27Avec certains couples, plutôt réservés, le rôle du thérapeute consistera paradoxalement à libérer cette agressivité qui n’ose s’exprimer mais qui ronge la relation. Certains couples finissent par mourir pour n’avoir pas vu la nécessité de se confronter, de se disputer, de connaître des moments de crise.

28Bref, ne mettons pas toutes les manifestations agressives dans le même sac. N’y voyons pas toujours un mal à corriger. Je connais des couples très polis, très calmes dans lesquels il y a beaucoup de violence. Je connais aussi des couples plus explosifs, maladroits dans leurs paroles mais dans lesquels j’ai pu voir, dans le fond, beaucoup d’honnêteté et de solidarité.

Des repères à construire

29Lors des jeux de rôle ou en supervision, les étudiants font des erreurs. Je pense que ces erreurs sont très utiles dans leur formation. Je pense très sincèrement qu’il vaut mieux expérimenter le plus d’erreurs possibles en cours de formation. Je les vois comme des opportunités de progrès, d’évolution, de découvertes, de recatégorisations. Bref, de (trans)formation. Comme me l’a dit un jour un pédagogue : « c’est en se plantant qu’on forme ses racines ! »

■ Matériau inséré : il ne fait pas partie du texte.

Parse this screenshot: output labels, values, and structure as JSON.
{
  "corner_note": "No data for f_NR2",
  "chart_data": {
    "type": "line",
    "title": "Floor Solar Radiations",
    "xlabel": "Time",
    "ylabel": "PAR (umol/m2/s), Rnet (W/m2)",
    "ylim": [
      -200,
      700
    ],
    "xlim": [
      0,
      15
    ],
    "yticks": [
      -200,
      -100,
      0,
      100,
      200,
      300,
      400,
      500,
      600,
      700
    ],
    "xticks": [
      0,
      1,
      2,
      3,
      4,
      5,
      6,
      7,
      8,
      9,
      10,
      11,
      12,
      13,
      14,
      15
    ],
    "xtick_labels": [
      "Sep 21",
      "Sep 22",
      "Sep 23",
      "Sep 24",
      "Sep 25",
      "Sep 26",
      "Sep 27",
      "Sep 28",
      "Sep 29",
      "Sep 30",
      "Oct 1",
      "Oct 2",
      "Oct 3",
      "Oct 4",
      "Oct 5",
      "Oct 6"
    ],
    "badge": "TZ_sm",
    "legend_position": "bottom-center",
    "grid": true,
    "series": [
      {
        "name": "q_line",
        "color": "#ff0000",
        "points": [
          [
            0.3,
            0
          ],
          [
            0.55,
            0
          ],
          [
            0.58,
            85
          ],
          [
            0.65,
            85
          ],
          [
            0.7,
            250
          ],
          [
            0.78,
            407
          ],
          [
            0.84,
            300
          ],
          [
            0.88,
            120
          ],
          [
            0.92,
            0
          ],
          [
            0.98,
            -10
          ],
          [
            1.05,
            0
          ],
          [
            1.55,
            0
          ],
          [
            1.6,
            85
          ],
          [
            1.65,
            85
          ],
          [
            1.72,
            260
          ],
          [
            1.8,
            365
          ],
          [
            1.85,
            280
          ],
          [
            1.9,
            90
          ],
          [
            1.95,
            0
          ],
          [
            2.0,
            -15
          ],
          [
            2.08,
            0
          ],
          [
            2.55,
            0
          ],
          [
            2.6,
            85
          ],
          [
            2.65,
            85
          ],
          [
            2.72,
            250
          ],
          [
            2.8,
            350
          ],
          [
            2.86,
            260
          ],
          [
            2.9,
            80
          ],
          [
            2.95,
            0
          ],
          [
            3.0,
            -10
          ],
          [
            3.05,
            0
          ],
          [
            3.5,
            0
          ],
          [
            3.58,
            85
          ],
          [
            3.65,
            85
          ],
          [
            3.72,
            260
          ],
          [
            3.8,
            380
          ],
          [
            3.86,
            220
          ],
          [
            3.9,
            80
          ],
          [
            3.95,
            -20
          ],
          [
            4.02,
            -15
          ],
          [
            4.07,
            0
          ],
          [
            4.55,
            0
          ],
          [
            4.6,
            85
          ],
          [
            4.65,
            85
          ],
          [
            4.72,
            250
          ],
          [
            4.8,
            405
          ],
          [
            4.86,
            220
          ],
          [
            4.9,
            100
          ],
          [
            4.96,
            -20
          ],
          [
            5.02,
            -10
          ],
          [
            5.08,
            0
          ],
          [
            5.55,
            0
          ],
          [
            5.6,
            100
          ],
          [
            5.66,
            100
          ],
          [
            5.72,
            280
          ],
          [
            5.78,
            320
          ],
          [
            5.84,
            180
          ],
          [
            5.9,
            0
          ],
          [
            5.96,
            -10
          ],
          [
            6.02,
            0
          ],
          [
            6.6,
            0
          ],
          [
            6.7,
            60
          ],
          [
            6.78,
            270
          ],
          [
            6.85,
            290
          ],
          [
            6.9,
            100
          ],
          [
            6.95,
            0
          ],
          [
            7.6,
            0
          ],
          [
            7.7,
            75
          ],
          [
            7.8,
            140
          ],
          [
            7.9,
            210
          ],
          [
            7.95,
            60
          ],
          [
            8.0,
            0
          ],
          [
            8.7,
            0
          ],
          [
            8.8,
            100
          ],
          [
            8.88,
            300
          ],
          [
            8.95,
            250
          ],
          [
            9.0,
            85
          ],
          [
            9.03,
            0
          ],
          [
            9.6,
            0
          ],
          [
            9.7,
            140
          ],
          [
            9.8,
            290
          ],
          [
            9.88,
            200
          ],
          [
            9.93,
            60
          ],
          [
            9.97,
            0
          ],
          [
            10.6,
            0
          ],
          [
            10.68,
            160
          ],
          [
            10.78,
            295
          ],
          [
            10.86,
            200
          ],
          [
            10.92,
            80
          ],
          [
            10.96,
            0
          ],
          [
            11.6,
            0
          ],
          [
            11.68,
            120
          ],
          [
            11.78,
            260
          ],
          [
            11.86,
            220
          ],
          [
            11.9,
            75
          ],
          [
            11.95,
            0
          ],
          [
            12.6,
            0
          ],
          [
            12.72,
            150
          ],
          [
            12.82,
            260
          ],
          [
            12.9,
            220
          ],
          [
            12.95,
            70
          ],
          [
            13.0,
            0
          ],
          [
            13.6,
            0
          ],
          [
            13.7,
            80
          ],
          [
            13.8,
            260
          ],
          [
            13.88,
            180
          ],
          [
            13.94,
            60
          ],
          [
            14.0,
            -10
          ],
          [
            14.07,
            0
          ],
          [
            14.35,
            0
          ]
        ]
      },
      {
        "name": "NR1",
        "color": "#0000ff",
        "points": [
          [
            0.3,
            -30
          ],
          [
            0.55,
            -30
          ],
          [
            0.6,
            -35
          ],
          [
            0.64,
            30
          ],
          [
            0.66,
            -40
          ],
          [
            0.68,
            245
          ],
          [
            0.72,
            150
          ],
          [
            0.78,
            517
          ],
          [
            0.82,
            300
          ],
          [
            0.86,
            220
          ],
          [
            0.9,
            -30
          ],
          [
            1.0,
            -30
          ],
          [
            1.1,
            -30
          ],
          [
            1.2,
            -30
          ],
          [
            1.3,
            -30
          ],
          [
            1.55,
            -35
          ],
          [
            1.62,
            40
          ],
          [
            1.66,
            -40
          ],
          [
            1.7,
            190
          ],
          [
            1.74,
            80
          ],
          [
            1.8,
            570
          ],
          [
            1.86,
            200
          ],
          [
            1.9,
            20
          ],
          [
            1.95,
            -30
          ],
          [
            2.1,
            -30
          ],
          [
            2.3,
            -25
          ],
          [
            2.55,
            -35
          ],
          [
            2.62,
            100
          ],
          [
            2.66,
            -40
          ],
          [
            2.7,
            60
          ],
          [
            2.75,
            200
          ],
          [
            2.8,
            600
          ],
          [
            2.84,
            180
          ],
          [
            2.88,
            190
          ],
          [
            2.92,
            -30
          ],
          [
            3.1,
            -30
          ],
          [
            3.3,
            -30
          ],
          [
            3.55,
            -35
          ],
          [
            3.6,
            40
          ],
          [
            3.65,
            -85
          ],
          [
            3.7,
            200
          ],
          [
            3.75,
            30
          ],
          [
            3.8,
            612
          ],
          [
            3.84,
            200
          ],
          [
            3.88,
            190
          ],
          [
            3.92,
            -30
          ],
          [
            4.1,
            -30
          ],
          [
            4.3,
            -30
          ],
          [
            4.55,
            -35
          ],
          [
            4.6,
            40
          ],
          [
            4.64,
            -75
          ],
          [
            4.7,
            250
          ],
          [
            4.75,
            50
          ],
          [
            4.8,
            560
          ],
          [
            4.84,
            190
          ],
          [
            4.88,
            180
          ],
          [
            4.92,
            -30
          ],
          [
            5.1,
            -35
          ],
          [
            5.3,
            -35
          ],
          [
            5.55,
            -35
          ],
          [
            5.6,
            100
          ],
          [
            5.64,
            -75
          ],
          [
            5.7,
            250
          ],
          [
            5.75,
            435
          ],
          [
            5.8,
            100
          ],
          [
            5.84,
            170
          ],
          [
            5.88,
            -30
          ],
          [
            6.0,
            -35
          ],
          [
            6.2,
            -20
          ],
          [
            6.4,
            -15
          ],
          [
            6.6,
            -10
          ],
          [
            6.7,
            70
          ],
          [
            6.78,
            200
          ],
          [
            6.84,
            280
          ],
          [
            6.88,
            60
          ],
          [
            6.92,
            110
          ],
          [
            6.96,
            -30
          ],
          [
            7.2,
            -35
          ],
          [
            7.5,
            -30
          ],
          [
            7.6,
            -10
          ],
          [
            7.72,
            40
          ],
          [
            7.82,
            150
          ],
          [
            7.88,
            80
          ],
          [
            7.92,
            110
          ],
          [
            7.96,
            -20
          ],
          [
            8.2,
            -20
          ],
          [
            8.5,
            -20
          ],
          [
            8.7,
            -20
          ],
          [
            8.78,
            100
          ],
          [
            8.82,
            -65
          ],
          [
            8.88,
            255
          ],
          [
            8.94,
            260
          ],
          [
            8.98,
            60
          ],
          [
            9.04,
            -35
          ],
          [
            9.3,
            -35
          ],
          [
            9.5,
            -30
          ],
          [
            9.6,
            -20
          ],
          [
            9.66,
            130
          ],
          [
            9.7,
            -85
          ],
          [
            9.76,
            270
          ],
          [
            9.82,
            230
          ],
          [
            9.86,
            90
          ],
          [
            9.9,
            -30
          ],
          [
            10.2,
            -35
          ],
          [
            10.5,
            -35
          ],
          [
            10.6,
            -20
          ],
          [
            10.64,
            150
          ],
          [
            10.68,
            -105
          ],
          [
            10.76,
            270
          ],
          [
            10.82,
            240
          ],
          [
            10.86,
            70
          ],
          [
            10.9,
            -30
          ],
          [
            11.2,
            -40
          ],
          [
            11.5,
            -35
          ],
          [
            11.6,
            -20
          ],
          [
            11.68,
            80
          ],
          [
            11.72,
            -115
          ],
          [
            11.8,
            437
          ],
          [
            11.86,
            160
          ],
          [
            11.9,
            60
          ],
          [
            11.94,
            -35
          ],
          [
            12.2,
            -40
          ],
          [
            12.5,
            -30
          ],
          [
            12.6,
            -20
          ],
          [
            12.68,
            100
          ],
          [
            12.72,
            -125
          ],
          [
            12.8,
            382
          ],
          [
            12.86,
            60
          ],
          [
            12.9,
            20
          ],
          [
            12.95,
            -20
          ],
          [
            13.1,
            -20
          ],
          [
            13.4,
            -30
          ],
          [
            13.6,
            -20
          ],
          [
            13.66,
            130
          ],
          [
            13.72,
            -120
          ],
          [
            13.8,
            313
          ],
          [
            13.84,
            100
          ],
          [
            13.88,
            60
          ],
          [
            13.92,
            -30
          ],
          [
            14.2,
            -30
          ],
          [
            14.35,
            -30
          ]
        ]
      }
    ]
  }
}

30Je vais partir des principaux pièges dans lesquels tombent les étudiants qui se forment à la thérapie de couple. A ces pièges, je vais proposer quelques repères qui seront autant de questions à se poser.

L’objet de la consultation : la relation

31Le premier piège consiste à se focaliser sur les positions respectives des membres du couple et d’oublier le principal objet de la consultation : la relation.

32Recevoir un couple en consultation, ce n’est pas seulement rencontrer deux individus. C’est faire la connaissance d’une relation. Comme l’écrit Philippe Caillé (2004), un et un font trois. Un couple, ce n’est pas la somme de deux individus. Un couple fait émerger des caractéristiques que ne possèdent pas les partenaires pris isolément.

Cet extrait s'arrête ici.